Advertisement

Taking scaling and flexing further

Taking scaling and flexing further

Patch 5.4 has several new features I find interesting, namely virtual realms, flexible raiding and proving grounds. What interests me most about these features, and features from previous patches and expansions like scenarios, LFR, and challenge modes are what they suggest for other possible features utilizing the same or similar technology. We saw this with the introduction of the dungeon finder for five man groups - that technology was applied to holiday bosses, then expanded for LFR, which is itself being altered and expanded for use in flex raiding.

This leads me to contemplate ways to expand this, and give us even more new features making use of elements we've seen before. It's all speculation, of course, but we all do it from time to time. What do you want to see for the future of World of Warcraft?

Taking scaling and flexing further

Scaling older content

Using a variation on LFR's queueing and challenge modes ability to cap gear item levels you could easily make older content not only scale for player levels and gear, you could make it randomly queueable. Plus, with flex raiding, you could make these scaled older raids runnable with any number of people from 10 to 25, or perhaps even up to the 40 person cap that original raids like Molten Core, Blackwing Lair and AQ had.

Another possibility would be to use this to create 'raids' of older dungeons. Perhaps even returning the original versions in some cases - it'd be fun to get a chance to run old Wailing Caverns, Scarlet Monastery, Scholomance, Stratholme again with all the sprawl and multiple wings, and the return of the gear lost to time for transmog purposes. You could even do irregular sized groups, using flex raiding's scaling to allow players to run, as an example, all of Dire Maul with seven players if you happened to have seven friends who all wanted to go.

An end to fixed instance sizes

In fact, why not take that a step further? Why not let people run current dungeons with a flexible size of group? With scenarios already filling the role of 'easy point acquisition' we could retool future dungeons to allow from 4 to 9 players, as long as the tank/healer roles were filled. You wouldn't use this for the random queue, this would purely be for a group of friends who want to run some dungeons. I've lost track of times I've seen someone ask in guild "Hey, anyone want to run some heroics" and quickly either fill up, leaving other folks waiting around for another group, or ended up one person short. The dungeon finder is a solution to some of this, but why not put tools in player hands for forming their own groups based around the number of friends they have instead?

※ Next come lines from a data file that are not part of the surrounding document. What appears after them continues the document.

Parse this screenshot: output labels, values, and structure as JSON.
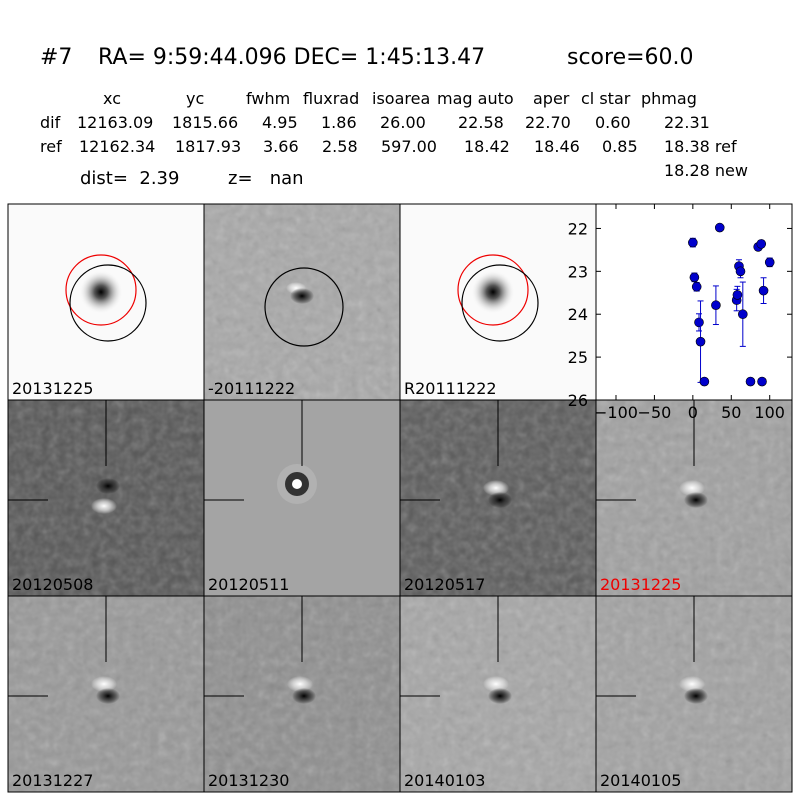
{
  "header": {
    "id": "#7",
    "coords": "RA= 9:59:44.096 DEC= 1:45:13.47",
    "score": "score=60.0"
  },
  "table": {
    "columns": [
      "xc",
      "yc",
      "fwhm",
      "fluxrad",
      "isoarea",
      "mag auto",
      "aper",
      "cl star",
      "phmag"
    ],
    "rows": [
      [
        "dif",
        "12163.09",
        "1815.66",
        "4.95",
        "1.86",
        "26.00",
        "22.58",
        "22.70",
        "0.60",
        "22.31"
      ],
      [
        "ref",
        "12162.34",
        "1817.93",
        "3.66",
        "2.58",
        "597.00",
        "18.42",
        "18.46",
        "0.85",
        "18.38 ref"
      ]
    ],
    "extra": "18.28 new"
  },
  "info": {
    "dist": "dist=  2.39",
    "z": "z=   nan"
  },
  "panels": [
    "20131225",
    "-20111222",
    "R20111222",
    "20120508",
    "20120511",
    "20120517",
    "20131225",
    "20131227",
    "20131230",
    "20140103",
    "20140105"
  ],
  "chart_data": {
    "type": "scatter",
    "x": [
      0,
      2,
      5,
      8,
      10,
      15,
      30,
      35,
      57,
      58,
      60,
      62,
      65,
      75,
      85,
      89,
      90,
      92,
      100
    ],
    "values": [
      22.33,
      23.14,
      23.36,
      24.19,
      24.64,
      25.57,
      23.79,
      21.98,
      23.67,
      23.55,
      22.88,
      23.0,
      24.0,
      25.57,
      22.43,
      22.36,
      25.57,
      23.45,
      22.79
    ],
    "errors": [
      0.1,
      0.1,
      0.1,
      0.2,
      0.95,
      0.05,
      0.45,
      0.05,
      0.25,
      0.2,
      0.15,
      0.15,
      0.75,
      0.05,
      0.08,
      0.08,
      0.05,
      0.3,
      0.1
    ],
    "color": "#0000cc",
    "xlim": [
      -126,
      129
    ],
    "ylim": [
      26,
      21.43
    ],
    "xticks": [
      {
        "value": -100,
        "label": "−100"
      },
      {
        "value": -50,
        "label": "−50"
      },
      0,
      50,
      100
    ],
    "yticks": [
      22,
      23,
      24,
      25,
      26
    ]
  }
}
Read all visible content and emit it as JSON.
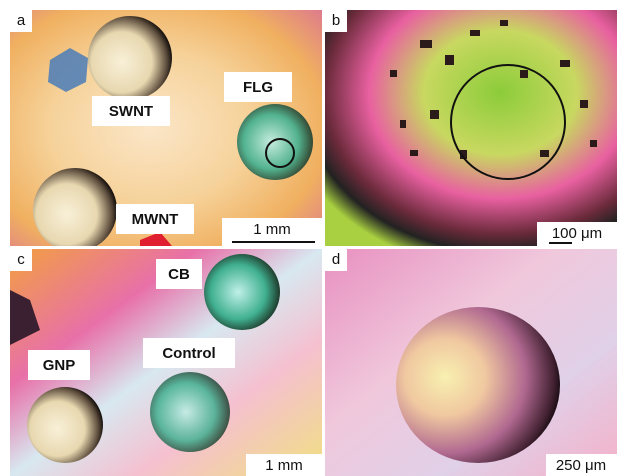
{
  "panels": [
    {
      "label": "a",
      "annotations": [
        "SWNT",
        "FLG",
        "MWNT"
      ],
      "scale_bar": "1 mm"
    },
    {
      "label": "b",
      "annotations": [],
      "scale_bar": "100 μm"
    },
    {
      "label": "c",
      "annotations": [
        "CB",
        "GNP",
        "Control"
      ],
      "scale_bar": "1 mm"
    },
    {
      "label": "d",
      "annotations": [],
      "scale_bar": "250 μm"
    }
  ]
}
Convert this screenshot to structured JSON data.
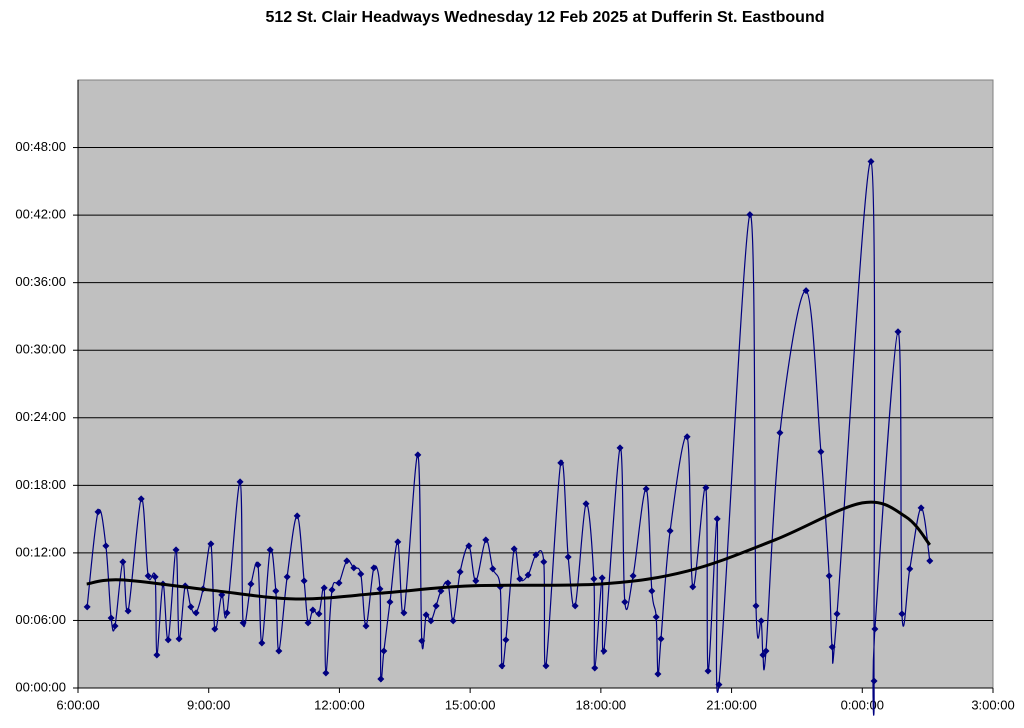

To some degree this isn't really feasible for PvP, because you have to make an effort to match group sizes and levels to make BG's and arenas fun. You could have a 'handicapping' system that matches, say, 10 high MMR players against 15 lower rated players, but how much you'd actually get out of that is debatable and we've already seen PvP move more towards a gear iLevel cap for more fairness, not less.

Giving more players more options

One tool I really wish World of Warcraft would steal from the defunct City of Heroes and the brand new Neverwinter is the idea of some form of player content creation. I realize there are pitfalls to any such feature, and it would take an extraordinary effort on the part of the developers to make sure that these pitfalls were addressed, to make sure you didn't end up with a glut of terribly designed dungeon crawls for max XP and loot. (One way around the loot problem is to simply have all loot from player designed content be randomized and out of player control.) Letting players have some kind of means to design content would not only be an interesting experience in terms of getting players to see how difficult it can be to design compelling content, but it would also help address issues like the seeming dearth of five man dungeons in Mists. If players really want a lot of five mans, let them make them.

There are probably tons of possibilities I'm forgetting, which is why you now get to run wild in the comments. What would you love to see? Please don't say player housing. Oh, all right, say it if you must, but you know so's every fourth commenter.